Think of the operation to kill Admiral Yamamoto in World War II.  He was well behind the lines, flying from one military base to another.  He didn’t pose an “imminent” threat of attack on the United States at that moment.  The United States did not need to ask whether it could have forced Yamamoto’s plane down first and captured him.  It was allowed to kill him, just as it could kill any other member of the Japanese military, regardless of his threat.

It may be that the Obama administration thinks that U.S. citizens who join the enemy are entitled to special rules — like those that apply to the police, instead of those that apply to the military.  But this would be wrong too.  As I explained in the Wall Street Journal last week, ever since the Civil War, our national leaders and the Supreme Court have agreed that a citizen who joins the enemy must suffer the consequences of his belligerency, with the same status as that of an alien enemy.  Think of the incentives that the strange Obama hybrid rule creates.
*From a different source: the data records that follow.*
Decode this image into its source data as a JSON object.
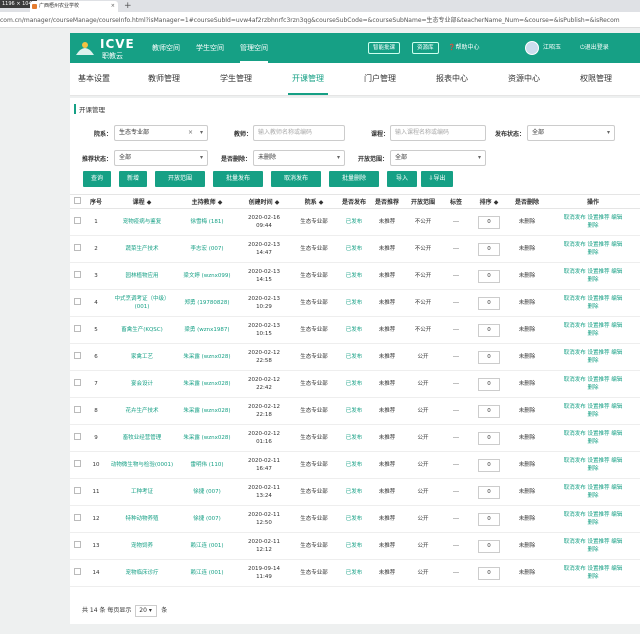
{
  "browser": {
    "dimensions_badge": "1196 × 1047",
    "tab_title": "广西梧州农业学校",
    "url": "com.cn/manager/courseManage/courseInfo.html?isManager=1#courseSubId=uvw4af2rzbhnrfc3rzn3qg&courseSubCode=&courseSubName=生态专业部&teacherName_Num=&course=&isPublish=&isRecom"
  },
  "header": {
    "logo_main": "ICVE",
    "logo_sub": "职教云",
    "nav": [
      "教师空间",
      "学生空间",
      "管理空间"
    ],
    "active_nav": "管理空间",
    "pills": [
      "智能批课",
      "资源库"
    ],
    "help": "帮助中心",
    "user": "江昭玉",
    "logout": "退出登录",
    "colors": {
      "primary": "#16a085"
    }
  },
  "subnav": {
    "items": [
      "基本设置",
      "教师管理",
      "学生管理",
      "开课管理",
      "门户管理",
      "报表中心",
      "资源中心",
      "权限管理"
    ],
    "active": "开课管理"
  },
  "section_title": "开课管理",
  "filters": {
    "dept_label": "院系：",
    "dept_value": "生态专业部",
    "teacher_label": "教师：",
    "teacher_placeholder": "输入教师名称或编码",
    "course_label": "课程：",
    "course_placeholder": "输入课程名称或编码",
    "publish_label": "发布状态：",
    "publish_value": "全部",
    "recommend_label": "推荐状态：",
    "recommend_value": "全部",
    "deleted_label": "是否删除：",
    "deleted_value": "未删除",
    "scope_label": "开放范围：",
    "scope_value": "全部"
  },
  "buttons": [
    "查询",
    "新增",
    "开放范围",
    "批量发布",
    "取消发布",
    "批量删除",
    "导入",
    "导出"
  ],
  "table": {
    "headers": [
      "序号",
      "课程 ◆",
      "主持教师 ◆",
      "创建时间 ◆",
      "院系 ◆",
      "是否发布",
      "是否推荐",
      "开放范围",
      "标签",
      "排序 ◆",
      "是否删除",
      "操作"
    ],
    "rows": [
      {
        "n": "1",
        "course": "宠物疫病与鉴复",
        "teacher": "徐雪梅 (181)",
        "date": "2020-02-16",
        "time": "09:44",
        "dept": "生态专业部",
        "pub": "已发布",
        "rec": "未推荐",
        "scope": "不公开",
        "tag": "---",
        "sort": "0",
        "del": "未删除"
      },
      {
        "n": "2",
        "course": "蔬菜生产技术",
        "teacher": "李志宏 (007)",
        "date": "2020-02-13",
        "time": "14:47",
        "dept": "生态专业部",
        "pub": "已发布",
        "rec": "未推荐",
        "scope": "不公开",
        "tag": "---",
        "sort": "0",
        "del": "未删除"
      },
      {
        "n": "3",
        "course": "园林植物应用",
        "teacher": "梁文婷 (wznx099)",
        "date": "2020-02-13",
        "time": "14:15",
        "dept": "生态专业部",
        "pub": "已发布",
        "rec": "未推荐",
        "scope": "不公开",
        "tag": "---",
        "sort": "0",
        "del": "未删除"
      },
      {
        "n": "4",
        "course": "中式烹调考证（中级）(001)",
        "teacher": "郑勇 (19780828)",
        "date": "2020-02-13",
        "time": "10:29",
        "dept": "生态专业部",
        "pub": "已发布",
        "rec": "未推荐",
        "scope": "不公开",
        "tag": "---",
        "sort": "0",
        "del": "未删除"
      },
      {
        "n": "5",
        "course": "畜禽生产(KQSC)",
        "teacher": "梁勇 (wznx1987)",
        "date": "2020-02-13",
        "time": "10:15",
        "dept": "生态专业部",
        "pub": "已发布",
        "rec": "未推荐",
        "scope": "不公开",
        "tag": "---",
        "sort": "0",
        "del": "未删除"
      },
      {
        "n": "6",
        "course": "家禽工艺",
        "teacher": "朱采露 (wznx028)",
        "date": "2020-02-12",
        "time": "22:58",
        "dept": "生态专业部",
        "pub": "已发布",
        "rec": "未推荐",
        "scope": "公开",
        "tag": "---",
        "sort": "0",
        "del": "未删除"
      },
      {
        "n": "7",
        "course": "宴会设计",
        "teacher": "朱采露 (wznx028)",
        "date": "2020-02-12",
        "time": "22:42",
        "dept": "生态专业部",
        "pub": "已发布",
        "rec": "未推荐",
        "scope": "公开",
        "tag": "---",
        "sort": "0",
        "del": "未删除"
      },
      {
        "n": "8",
        "course": "花卉生产技术",
        "teacher": "朱采露 (wznx028)",
        "date": "2020-02-12",
        "time": "22:18",
        "dept": "生态专业部",
        "pub": "已发布",
        "rec": "未推荐",
        "scope": "公开",
        "tag": "---",
        "sort": "0",
        "del": "未删除"
      },
      {
        "n": "9",
        "course": "畜牧业经营管理",
        "teacher": "朱采露 (wznx028)",
        "date": "2020-02-12",
        "time": "01:16",
        "dept": "生态专业部",
        "pub": "已发布",
        "rec": "未推荐",
        "scope": "公开",
        "tag": "---",
        "sort": "0",
        "del": "未删除"
      },
      {
        "n": "10",
        "course": "动物微生物与检验(0001)",
        "teacher": "雷明伟 (110)",
        "date": "2020-02-11",
        "time": "16:47",
        "dept": "生态专业部",
        "pub": "已发布",
        "rec": "未推荐",
        "scope": "公开",
        "tag": "---",
        "sort": "0",
        "del": "未删除"
      },
      {
        "n": "11",
        "course": "工种考证",
        "teacher": "徐捷 (007)",
        "date": "2020-02-11",
        "time": "13:24",
        "dept": "生态专业部",
        "pub": "已发布",
        "rec": "未推荐",
        "scope": "公开",
        "tag": "---",
        "sort": "0",
        "del": "未删除"
      },
      {
        "n": "12",
        "course": "特种动物养殖",
        "teacher": "徐捷 (007)",
        "date": "2020-02-11",
        "time": "12:50",
        "dept": "生态专业部",
        "pub": "已发布",
        "rec": "未推荐",
        "scope": "公开",
        "tag": "---",
        "sort": "0",
        "del": "未删除"
      },
      {
        "n": "13",
        "course": "宠物饲养",
        "teacher": "赖江连 (001)",
        "date": "2020-02-11",
        "time": "12:12",
        "dept": "生态专业部",
        "pub": "已发布",
        "rec": "未推荐",
        "scope": "公开",
        "tag": "---",
        "sort": "0",
        "del": "未删除"
      },
      {
        "n": "14",
        "course": "宠物临床诊疗",
        "teacher": "赖江连 (001)",
        "date": "2019-09-14",
        "time": "11:49",
        "dept": "生态专业部",
        "pub": "已发布",
        "rec": "未推荐",
        "scope": "公开",
        "tag": "---",
        "sort": "0",
        "del": "未删除"
      }
    ],
    "ops": [
      "取消发布",
      "设置推荐",
      "编辑",
      "删除"
    ]
  },
  "pager": {
    "total_prefix": "共 14 条 每页显示",
    "page_size": "20",
    "suffix": "条"
  }
}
Our al-Qaeda enemy will want to recruit American agents, who will benefit from criminal-justice rules that give them advantages in carrying out operations against us (like the right to remain silent, to Miranda and lawyers, to a speedy jury trial, etc.).  Our troops and agents in the field may well hesitate in the field, as they will not be able to tell in the heat of the moment whether an enemy is American or not.  Obama still remains trapped by his liberal pieties, and those biases will reduce the reach of American arms and bless the enemy with undeserved advantages.

— John Yoo is a law professor at the University of California, Berkeley and author of Crisis and Command: A History of Executive Power from George Washington to George W. Bush.